Inlandport network coming to Mississippi River: Plans to add container terminals to ports on the Mississippi River have started, starting a “north-south trade lane” for container freight. There are extremely large volume shippers in retail, agriculture and pharmaceutical industries based in locations that would find it much easier and faster to send freight to the Mississippi River instead of railing to ocean ports on the coasts of the US.


Long Beach container backlog crosses red line as delays mount: Last year’s initial plan to implement a dwelling fee at LA/LB ports never went into action and now the number of containers sitting 9 days or more has reached record levels since the containers were  first counted daily for dwell time in October 2021.


Global Supply Chain Pressures Continue Slide (gcaptain.com): Global supply chain pressures continued to decline in June but is still at historically high levels, according to the New York Fed’s Global Supply Chain Pressure Index (GSCPI).


China cuts quarantine for some international vessels (seatrade-maritime.com): China is reducing the quarantine time for foreign-going vessels which will be deployed on domestic routes after arriving at Chinese ports.


Customs Notice 22-14: The Administration of Heading 95.05: Clarification regarding the classification of festive articles for import into Canada.


CBP Uyghur Forced Labor Prevention Act Importer Overview: The Act requires CBP to apply the rebuttable presumption unless the importer can overcome the presumption of forced labor by establishing, by clear and convincing evidence, that the good, ware, article, or merchandise was not mined, produced, or manufactured wholly or in part by forced labor.


OECD Economic Outlook reveals heavy global price of Russia’s war against Ukraine: Russia’s invasion of Ukraine immediately slowed the recovery from the COVID-19 pandemic and set the global economy on a course of lower growth and rising inflation.


State of Trade 2022: The Benefits of Free Trade Agreements: This report highlights Canada’s robust trade and investment recovery, which has displayed remarkable resilience during another challenging year.

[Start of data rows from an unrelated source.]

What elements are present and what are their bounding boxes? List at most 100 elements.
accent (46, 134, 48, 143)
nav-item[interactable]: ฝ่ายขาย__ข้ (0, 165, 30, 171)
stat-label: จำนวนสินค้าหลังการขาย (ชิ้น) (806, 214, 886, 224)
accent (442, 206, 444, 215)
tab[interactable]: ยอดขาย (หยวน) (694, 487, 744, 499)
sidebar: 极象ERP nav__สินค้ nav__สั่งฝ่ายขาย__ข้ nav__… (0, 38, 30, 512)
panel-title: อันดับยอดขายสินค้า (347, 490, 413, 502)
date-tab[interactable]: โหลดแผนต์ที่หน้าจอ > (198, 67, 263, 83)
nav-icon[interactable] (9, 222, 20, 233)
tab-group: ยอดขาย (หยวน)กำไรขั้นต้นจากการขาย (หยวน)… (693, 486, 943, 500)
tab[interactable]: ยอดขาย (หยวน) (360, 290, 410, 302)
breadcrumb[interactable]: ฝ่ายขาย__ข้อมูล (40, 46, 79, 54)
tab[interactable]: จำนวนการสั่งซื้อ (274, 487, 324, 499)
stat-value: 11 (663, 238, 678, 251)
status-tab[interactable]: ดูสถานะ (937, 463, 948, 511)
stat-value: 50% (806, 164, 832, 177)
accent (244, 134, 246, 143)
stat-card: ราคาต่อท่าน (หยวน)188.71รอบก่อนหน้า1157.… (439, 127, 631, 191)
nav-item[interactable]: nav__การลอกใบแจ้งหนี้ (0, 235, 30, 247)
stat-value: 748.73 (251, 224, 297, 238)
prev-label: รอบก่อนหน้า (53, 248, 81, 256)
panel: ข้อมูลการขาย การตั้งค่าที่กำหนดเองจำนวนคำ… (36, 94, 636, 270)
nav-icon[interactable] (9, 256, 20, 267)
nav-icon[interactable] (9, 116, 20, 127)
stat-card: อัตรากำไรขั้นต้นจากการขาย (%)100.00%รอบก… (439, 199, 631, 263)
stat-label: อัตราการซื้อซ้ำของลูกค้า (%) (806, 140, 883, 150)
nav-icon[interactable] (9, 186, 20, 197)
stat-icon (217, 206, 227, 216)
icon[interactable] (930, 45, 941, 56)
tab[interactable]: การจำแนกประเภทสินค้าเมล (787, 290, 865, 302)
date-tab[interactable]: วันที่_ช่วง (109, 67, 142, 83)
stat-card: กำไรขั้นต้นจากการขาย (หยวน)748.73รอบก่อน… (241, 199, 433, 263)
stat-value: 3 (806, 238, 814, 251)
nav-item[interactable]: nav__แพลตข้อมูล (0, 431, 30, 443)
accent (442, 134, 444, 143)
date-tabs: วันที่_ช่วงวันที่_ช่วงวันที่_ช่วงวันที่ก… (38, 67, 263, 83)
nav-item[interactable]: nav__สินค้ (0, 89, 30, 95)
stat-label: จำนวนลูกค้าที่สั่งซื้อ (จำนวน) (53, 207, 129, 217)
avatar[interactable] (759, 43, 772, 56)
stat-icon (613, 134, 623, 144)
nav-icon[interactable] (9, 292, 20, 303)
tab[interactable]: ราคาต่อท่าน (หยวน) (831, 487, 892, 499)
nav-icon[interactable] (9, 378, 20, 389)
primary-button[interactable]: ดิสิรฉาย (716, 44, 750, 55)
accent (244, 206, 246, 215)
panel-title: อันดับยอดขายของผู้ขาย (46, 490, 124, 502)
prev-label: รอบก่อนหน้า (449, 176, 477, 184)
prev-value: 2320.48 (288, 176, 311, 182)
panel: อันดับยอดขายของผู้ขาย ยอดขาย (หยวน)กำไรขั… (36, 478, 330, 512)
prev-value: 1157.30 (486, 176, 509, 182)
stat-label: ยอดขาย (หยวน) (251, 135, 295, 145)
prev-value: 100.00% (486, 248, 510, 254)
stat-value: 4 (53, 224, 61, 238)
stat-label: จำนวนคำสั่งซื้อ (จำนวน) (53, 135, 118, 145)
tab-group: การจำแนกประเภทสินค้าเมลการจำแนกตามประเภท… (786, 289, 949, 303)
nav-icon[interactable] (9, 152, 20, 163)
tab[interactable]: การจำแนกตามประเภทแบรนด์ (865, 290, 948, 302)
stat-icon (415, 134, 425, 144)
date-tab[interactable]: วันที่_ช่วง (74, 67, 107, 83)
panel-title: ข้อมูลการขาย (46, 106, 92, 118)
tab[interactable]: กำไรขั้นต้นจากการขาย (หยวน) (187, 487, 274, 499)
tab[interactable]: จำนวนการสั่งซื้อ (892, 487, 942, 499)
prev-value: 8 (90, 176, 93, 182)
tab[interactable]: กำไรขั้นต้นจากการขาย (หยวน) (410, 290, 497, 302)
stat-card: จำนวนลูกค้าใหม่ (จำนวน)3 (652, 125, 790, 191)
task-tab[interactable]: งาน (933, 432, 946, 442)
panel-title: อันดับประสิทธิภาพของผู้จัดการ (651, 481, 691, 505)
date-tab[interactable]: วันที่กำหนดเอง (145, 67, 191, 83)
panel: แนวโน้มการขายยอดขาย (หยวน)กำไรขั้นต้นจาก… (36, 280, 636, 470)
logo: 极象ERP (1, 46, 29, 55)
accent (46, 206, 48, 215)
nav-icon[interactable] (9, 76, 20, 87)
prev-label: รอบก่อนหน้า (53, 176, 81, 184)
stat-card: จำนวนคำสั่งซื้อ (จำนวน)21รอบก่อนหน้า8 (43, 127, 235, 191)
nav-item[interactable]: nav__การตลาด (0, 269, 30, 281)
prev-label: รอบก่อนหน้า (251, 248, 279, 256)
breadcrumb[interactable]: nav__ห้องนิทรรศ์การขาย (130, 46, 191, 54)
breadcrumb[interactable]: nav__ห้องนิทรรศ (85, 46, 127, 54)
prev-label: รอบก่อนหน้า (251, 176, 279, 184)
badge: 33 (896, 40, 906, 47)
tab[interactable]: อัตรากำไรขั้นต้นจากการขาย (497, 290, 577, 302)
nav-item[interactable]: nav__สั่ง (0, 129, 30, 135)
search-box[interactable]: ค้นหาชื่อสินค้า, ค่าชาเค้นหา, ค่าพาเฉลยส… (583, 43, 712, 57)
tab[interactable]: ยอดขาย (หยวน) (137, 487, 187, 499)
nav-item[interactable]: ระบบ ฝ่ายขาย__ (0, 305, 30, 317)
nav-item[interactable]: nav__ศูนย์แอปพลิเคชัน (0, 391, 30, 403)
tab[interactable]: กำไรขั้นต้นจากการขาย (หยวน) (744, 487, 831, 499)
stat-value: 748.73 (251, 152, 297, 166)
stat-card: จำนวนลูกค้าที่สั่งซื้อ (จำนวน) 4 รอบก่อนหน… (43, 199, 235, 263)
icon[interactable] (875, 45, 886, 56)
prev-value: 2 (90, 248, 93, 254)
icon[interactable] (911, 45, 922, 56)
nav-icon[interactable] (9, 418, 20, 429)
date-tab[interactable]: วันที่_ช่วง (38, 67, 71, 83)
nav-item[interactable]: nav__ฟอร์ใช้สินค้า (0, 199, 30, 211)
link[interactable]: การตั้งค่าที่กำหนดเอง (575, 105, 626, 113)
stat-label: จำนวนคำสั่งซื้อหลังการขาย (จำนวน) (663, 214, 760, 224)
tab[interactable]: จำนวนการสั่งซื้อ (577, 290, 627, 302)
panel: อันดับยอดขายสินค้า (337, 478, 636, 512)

This year’s report focuses on free trade agreements, which will continue to be vital tools for Canadian businesses as they enter this new phase of the post-pandemic recovery.


Resumption of the Remote Area Border Crossing Program: The Canada border Services Agency (CBSA) is resuming the Remote Area Border Crossing (RABC) program in northwestern Ontario and southeastern Manitoba, which was halted as a result of the COVID-19 pandemic. This program facilitates the border clearance process and provides advantages for travellers who wish to cross into Canada in certain remote areas.


Government of Canada invests in warehouse capacity to relieve supply chain congestion at the Port of Windsor, ON: $5 million in funding under the National Trade Corridors Fund (NTCF) will be allocated to a project at the port of Windsor that will increase warehousing capacity and speed up loading activities, such as transferring cargo from truck to rail car. Through this fund, the Government of Canada is investing in trade corridors to help the nation compete in global markets and increase trade efficiency.


2022 Temporary import requirements into Canada  for romaine lettuce from the United States: Romaine lettuce imported from the U.S. has been associated with several outbreaks of foodborne E.coli illnesses in Canada, which a recurring geographical area in California has been determined as the source of outbreaks. The Canadian Food Inspection Agency (CFIA) is implementing Safe Food for Canadian license conditions on both romaine and prepared salad mixes in regards to certification and analysis.


Mandatory random COVID testing for air travelers established by Government of Canada: Random testing will resume as July 19, 2022, for travelers who qualify as fully vaccinated, arriving in Canada by air to the four major Canadian airports: Vancouver, Calgary, Montreal and Toronto. All testing for air travelers, fully vaccinated and partially or unvaccinated people, will be completed outside of airports, either at select testing provider locations and pharmacies, or a virtual appointment for a self-swab test.